Though he diverges from the tired atheist argument that morality is simply the outworking of our evolutionary impulses, Harris’ approach fails to provide an alternative source for our concern over morality. It is true that scientific insights can assist in increasing moral knowledge; however they are not exhaustive. Not only is science unable to justify well-being as the concern of morality, it cannot provide the motivation to consistently overcome baser human instincts in making decisions that impact well-being. Our ethical choices must derive their meaning and conviction from another source.

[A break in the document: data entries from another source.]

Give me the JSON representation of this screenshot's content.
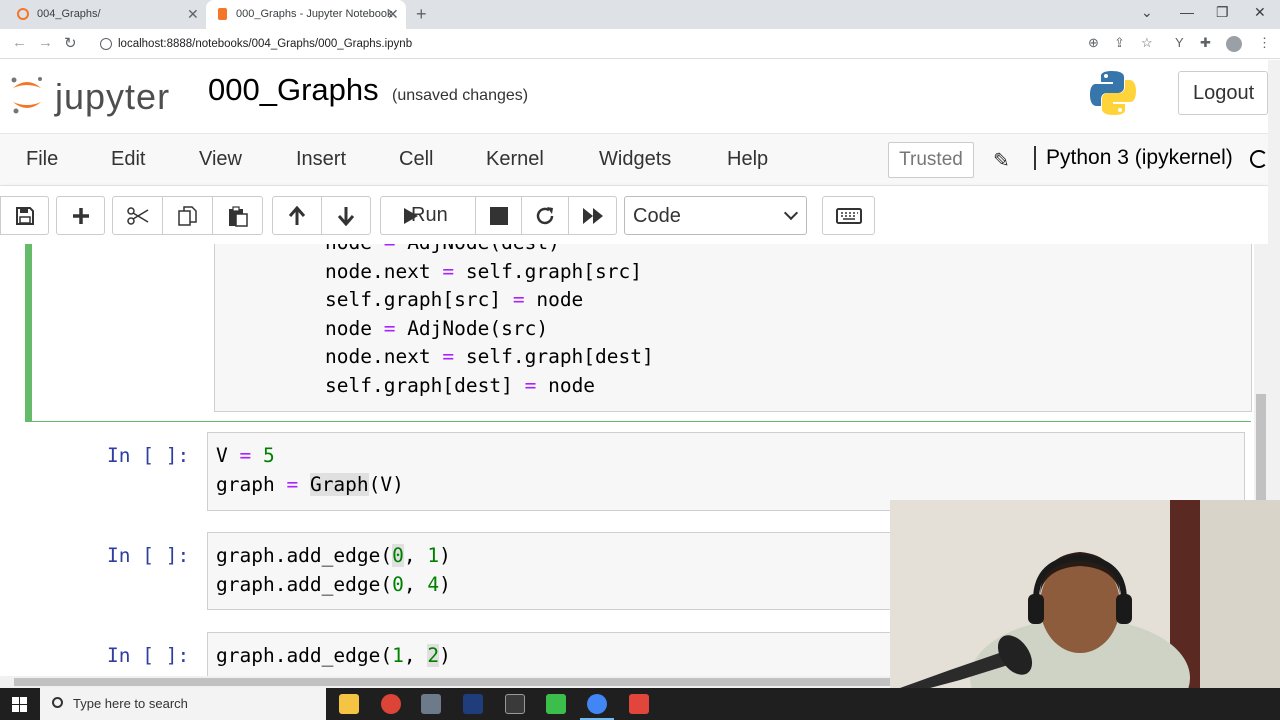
{
  "browser": {
    "tabs": [
      {
        "label": "004_Graphs/"
      },
      {
        "label": "000_Graphs - Jupyter Notebook"
      }
    ],
    "new_tab_symbol": "+",
    "url": "localhost:8888/notebooks/004_Graphs/000_Graphs.ipynb"
  },
  "header": {
    "logo_text": "jupyter",
    "notebook_title": "000_Graphs",
    "save_status": "(unsaved changes)",
    "logout_label": "Logout"
  },
  "menubar": {
    "items": [
      "File",
      "Edit",
      "View",
      "Insert",
      "Cell",
      "Kernel",
      "Widgets",
      "Help"
    ],
    "trusted_label": "Trusted",
    "kernel_name": "Python 3 (ipykernel)"
  },
  "toolbar": {
    "run_label": "Run",
    "cell_type": "Code"
  },
  "cells": {
    "prompt": "In [ ]:",
    "cell1_lines": [
      "node = AdjNode(dest)",
      "node.next = self.graph[src]",
      "self.graph[src] = node",
      "node = AdjNode(src)",
      "node.next = self.graph[dest]",
      "self.graph[dest] = node"
    ],
    "cell2_lines": [
      "V = 5",
      "graph = Graph(V)"
    ],
    "cell3_lines": [
      "graph.add_edge(0, 1)",
      "graph.add_edge(0, 4)"
    ],
    "cell4_lines": [
      "graph.add_edge(1, 2)"
    ]
  },
  "taskbar": {
    "search_placeholder": "Type here to search"
  },
  "colors": {
    "jupyter_orange": "#f37726",
    "selected_cell_border": "#66bb6a",
    "prompt_blue": "#303f9f",
    "keyword_purple": "#aa22ff",
    "number_green": "#008000"
  }
}
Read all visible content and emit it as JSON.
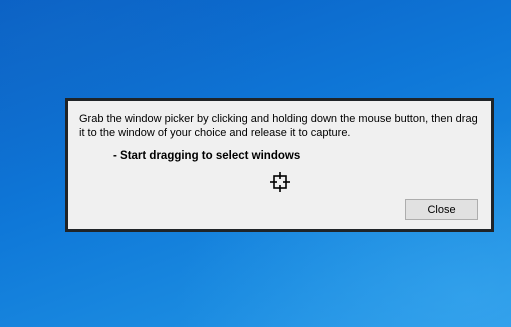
{
  "dialog": {
    "message": "Grab the window picker by clicking and holding down the mouse button, then drag it to the window of your choice and release it to capture.",
    "instruction": "- Start dragging to select windows",
    "picker_icon": "crosshair-target-icon",
    "close_label": "Close"
  }
}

The aim here is not to provide an argument in favour of any specific religion, but rather to evaluate Harris’ assertion that science alone can determine human values. Harris is most convincing when writing on his subject of expertise – neuroscience. It is true that brain studies are producing interesting insights into how we might improve our sense of wellbeing. Behavioural economics and the science of happiness are burgeoning fields. The existence of scientific facts about human nature that have important moral implications is not a new idea, but rather one that sociobiologists have been arguing for decades.

This does not pose any problem for religion, however, or for the existence of God. Harris’ zero-sum conflict is apparent only to him. There need be no antagonism between the capacity of science to discover more about what leads to well-being, and the role of religion in providing both the motivation and ability to integrate this knowledge into our lives. It seems that Harris’ antipathy toward religion causes him to overstate the potential of scientific research in determining morality, and to overlook its many shortcomings. The ’moral landscape’ envisioned by Harris is little more than wishful thinking on his part; when it comes to moral discourse, religion is likely to persevere.